Ligado à Associação Brasileira de Educação a Distância (Abed), Associação Nacional de Universidades Particulares e Associação Brasileira dos Estudantes (ABE), o movimento EaD Inclui fez forte campanha pré-audiência pública do MEC pela a manutenção de cursos sob ameaça.
As mesmas entidades agora pedem que o MEC reavalie a sua determinação e abra um diálogo “amplo com as instituições”.
O entendimento é que a portaria “suscita incertezas” e deixa “em alerta mais de 2 milhões de estudantes das áreas afetadas”.
Para as entidades que atuam com EaD, a inclusão das licenciaturas na suspensão sugere uma decisão unilateral do MEC. As licenciaturas, segundo as associações, não integravam a consulta pública.
Em nota assinada por sua presidente, Elizabeth Guedes, que é irmã do ex-ministro da Economia Paulo Guedes, a Associação Nacional de Universidades Particulares (Anup) afirma que a suspensão impactará quase 50% de estudantes de EaD, ou cerca de 2 milhões de alunos, dos quais 870 mil são das licenciaturas.
“Ao analisarmos os resultados da consulta, vemos que a sociedade demonstrou apoio à EAD de qualidade como meio de garantir o acesso ao ensino superior.
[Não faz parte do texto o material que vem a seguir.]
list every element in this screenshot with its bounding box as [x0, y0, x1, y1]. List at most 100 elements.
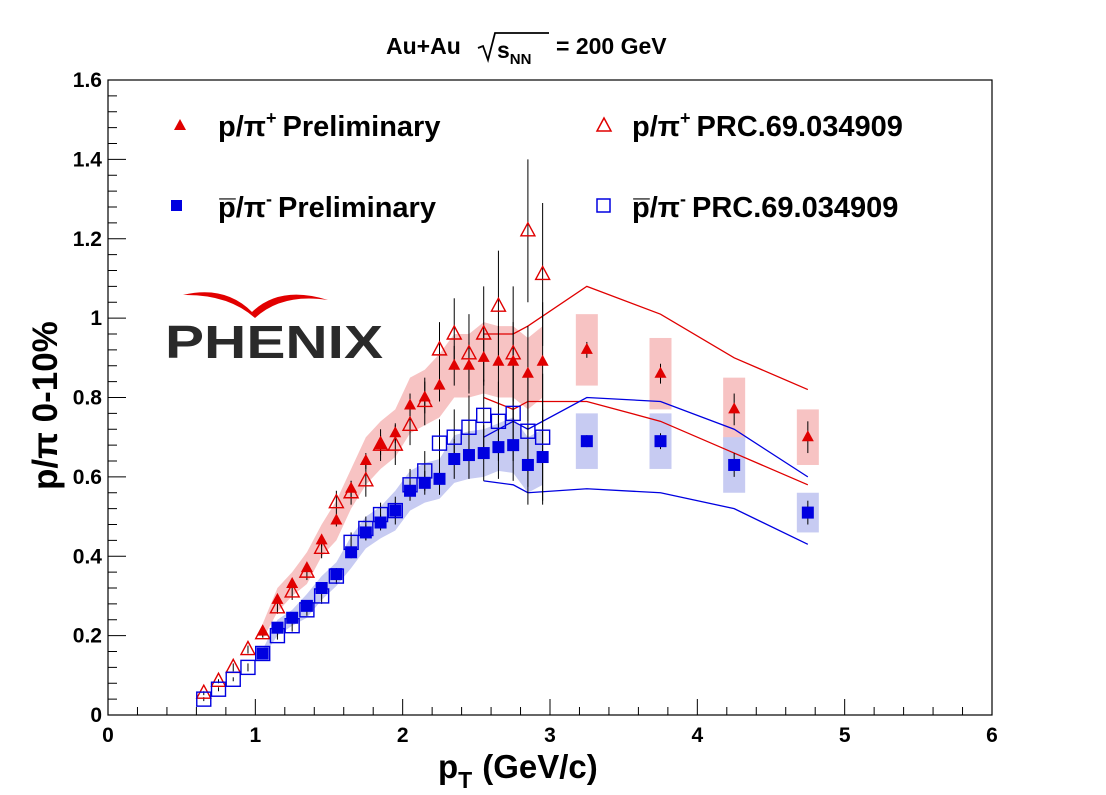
legend-label: p̅/π- Preliminary: [218, 189, 436, 224]
axis-ticks: [107, 79, 993, 716]
p-pi-plus-prc-point: [342, 483, 360, 499]
p-pi-plus-preliminary-point: [359, 454, 372, 465]
phenix-wing-icon: [183, 292, 328, 318]
pbar-pi-minus-preliminary-point: [389, 504, 402, 517]
pbar-pi-minus-preliminary-point: [271, 621, 284, 634]
p-pi-plus-preliminary-point: [330, 513, 343, 525]
pbar-pi-minus-prc-point: [417, 463, 433, 479]
p-pi-plus-preliminary-point: [492, 354, 505, 366]
pbar-pi-minus-prc-point: [210, 681, 227, 697]
y-tick-label: 0: [90, 704, 102, 727]
p-pi-plus-preliminary-point: [448, 358, 461, 370]
p-pi-plus-prc-point: [490, 296, 507, 312]
p-pi-plus-prc-point: [519, 221, 537, 237]
p-pi-plus-preliminary-point: [374, 438, 387, 450]
p-pi-plus-prc-point: [372, 435, 389, 451]
pbar-pi-minus-prc-point: [240, 659, 256, 676]
p-pi-plus-prc-point: [416, 391, 433, 408]
legend-label: p/π+ Preliminary: [218, 108, 440, 143]
y-tick-label: 1.4: [73, 148, 103, 171]
open-square-icon: [596, 198, 611, 213]
title-prefix: Au+Au: [386, 33, 461, 59]
pbar-pi-minus-preliminary-point: [448, 453, 461, 466]
pbar-pi-minus-preliminary-point: [801, 506, 814, 519]
pbar-pi-minus-preliminary-point: [359, 526, 372, 539]
p-pi-plus-prc-point: [475, 324, 492, 340]
pbar-pi-minus-preliminary-point: [462, 449, 475, 462]
pbar-pi-minus-prc-point: [461, 419, 477, 435]
legend-entry-p-pi-plus-prc: p/π+ PRC.69.034909: [595, 108, 903, 143]
p-pi-plus-preliminary-point: [404, 398, 417, 410]
sqrt-symbol: [477, 32, 549, 64]
pbar-pi-minus-preliminary-point: [536, 451, 549, 464]
y-tick-label: 0.2: [73, 625, 102, 648]
p-pi-plus-preliminary-point: [256, 624, 269, 636]
pbar-pi-minus-preliminary-point: [433, 472, 446, 485]
p-pi-plus-preliminary-point: [433, 378, 446, 390]
pbar-pi-minus-preliminary-point: [477, 447, 490, 460]
chart-title: Au+Au: [386, 33, 461, 59]
y-tick-label: 0.8: [73, 387, 103, 410]
x-tick-label: 3: [544, 724, 556, 747]
p-pi-plus-preliminary-point: [521, 366, 534, 378]
logo-text: PHENIX: [165, 316, 383, 368]
pbar-pi-minus-prc-point: [446, 429, 462, 445]
p-pi-plus-prc-point: [239, 640, 257, 656]
pbar-pi-minus-prc-point: [431, 435, 448, 451]
p-pi-plus-prc-point: [431, 340, 448, 356]
p-pi-plus-preliminary-point: [462, 358, 475, 370]
p-pi-plus-prc-point: [387, 435, 404, 451]
filled-triangle-icon: [174, 119, 186, 130]
pbar-pi-minus-prc-point: [520, 423, 536, 439]
model-curve: [483, 480, 809, 545]
pbar-pi-minus-prc-point: [402, 477, 418, 493]
pbar-pi-minus-prc-point: [269, 627, 286, 644]
legend-label: p̅/π- PRC.69.034909: [632, 189, 898, 224]
pbar-pi-minus-prc-point: [343, 534, 359, 551]
systematic-band: [262, 417, 543, 658]
pbar-pi-minus-prc-point: [299, 602, 315, 618]
p-pi-plus-prc-point: [313, 538, 330, 555]
pbar-pi-minus-prc-point: [284, 618, 300, 634]
pbar-pi-minus-preliminary-point: [330, 568, 343, 581]
data-points: [195, 221, 814, 707]
y-tick-label: 1.2: [73, 228, 102, 251]
pbar-pi-minus-preliminary-point: [507, 439, 520, 452]
filled-square-icon: [171, 200, 182, 211]
p-pi-plus-preliminary-point: [477, 350, 490, 362]
pbar-pi-minus-prc-point: [358, 520, 374, 537]
y-tick-label: 0.4: [73, 545, 103, 568]
open-triangle-icon: [595, 116, 613, 132]
y-tick-label: 0.6: [73, 466, 102, 489]
p-pi-plus-preliminary-point: [728, 402, 741, 414]
p-pi-plus-prc-point: [534, 264, 551, 281]
title-root: sNN: [497, 37, 531, 68]
p-pi-plus-preliminary-point: [536, 354, 549, 366]
legend-entry-pbar-pi-minus-preliminary: p̅/π- Preliminary: [171, 189, 436, 224]
pbar-pi-minus-prc-point: [476, 407, 492, 424]
x-tick-label: 4: [691, 724, 703, 747]
pbar-pi-minus-preliminary-point: [404, 484, 417, 497]
pbar-pi-minus-prc-point: [313, 588, 330, 604]
pbar-pi-minus-prc-point: [490, 413, 507, 430]
model-curves: [483, 285, 809, 545]
legend-entry-p-pi-plus-preliminary: p/π+ Preliminary: [174, 108, 440, 143]
p-pi-plus-prc-point: [401, 415, 419, 431]
p-pi-plus-prc-point: [283, 582, 301, 598]
legend: p/π+ Preliminary p/π+ PRC.69.034909 p̅/π- P…: [171, 108, 903, 224]
p-pi-plus-prc-point: [210, 671, 227, 687]
p-pi-plus-preliminary-point: [801, 430, 814, 442]
x-axis-label: pT (GeV/c): [438, 748, 598, 793]
pbar-pi-minus-preliminary-point: [580, 435, 593, 448]
title-suffix: = 200 GeV: [556, 33, 667, 59]
pbar-pi-minus-preliminary-point: [300, 599, 313, 612]
p-pi-plus-preliminary-point: [507, 354, 520, 366]
pbar-pi-minus-prc-point: [372, 506, 389, 523]
pbar-pi-minus-preliminary-point: [374, 516, 387, 529]
x-tick-label: 0: [102, 724, 114, 747]
pbar-pi-minus-prc-point: [387, 502, 403, 519]
x-tick-label: 2: [397, 724, 409, 747]
tick-labels: 0 1 2 3 4 5 6 0 0.2 0.4 0.6 0.8 1 1.2 1.4 1.6: [73, 69, 998, 747]
pbar-pi-minus-preliminary-point: [521, 458, 534, 471]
O MEC, ao contrário disso, demonstra a intenção de proibir não apenas os 16 cursos em questão, mas potencialmente todos os cursos de EAD em nível superior”, afirma Elizabeth.
Para a dirigente da Anup, a medida gera “uma insegurança que se estende para as instituições que estavam planejando abrir novos cursos, deixando-as em um dilema sobre a viabilidade de seguir adiante, considerando a possibilidade de proibições futuras”.
Os cursos a distância em análise que foram suspensos são Biomedicina, Ciências da Religião, Direito, Educação, Física, Enfermagem, Farmácia, Fisioterapia, Fonoaudiologia, Geologia/Engenharia Geológica, Medicina, Nutrição, Oceanografia, Odontologia, Psicologia, Saúde Coletiva, Terapia Ocupacional, Licenciaturas em qualquer área.
Precarização e excesso de trabalho
Os problemas gerados pela expansão sem critérios da EaD no país foram abordados no V Seminário Nacional Profissão Professor, realizado pelo Sinpro/RS e demais sindicatos de professores do estado no final de outubro. O encontro aprovou uma resolução que alerta o MEC sobre a precarização da qualidade do ensino e das relações de trabalho, bem como o trabalho extraclasse gerado pelo crescimento desordenado desse setor.
As representações dos professores do ensino privado registram que a realidade de expansão da oferta da Educação a Distância no Brasil “constitui um fato sem paralelo dentre os países referência em Educação no mundo” e alertam que “tamanha proliferação” atendeu prioritariamente aos interesses econômicos e financeiros dos grandes grupos empresariais do ensino.
“As evidências colhidas junto ao mercado de trabalho atestam a formação precária e deficiente dos egressos dos cursos em EaD”, aponta o Sinpro/RS e demais sindicatos, que lamentam “que todo esse processo de expansão das ofertas educacionais em EaD tenha se alicerçado na precarização das condições de trabalho, de saúde e do empobrecimento dos professores”.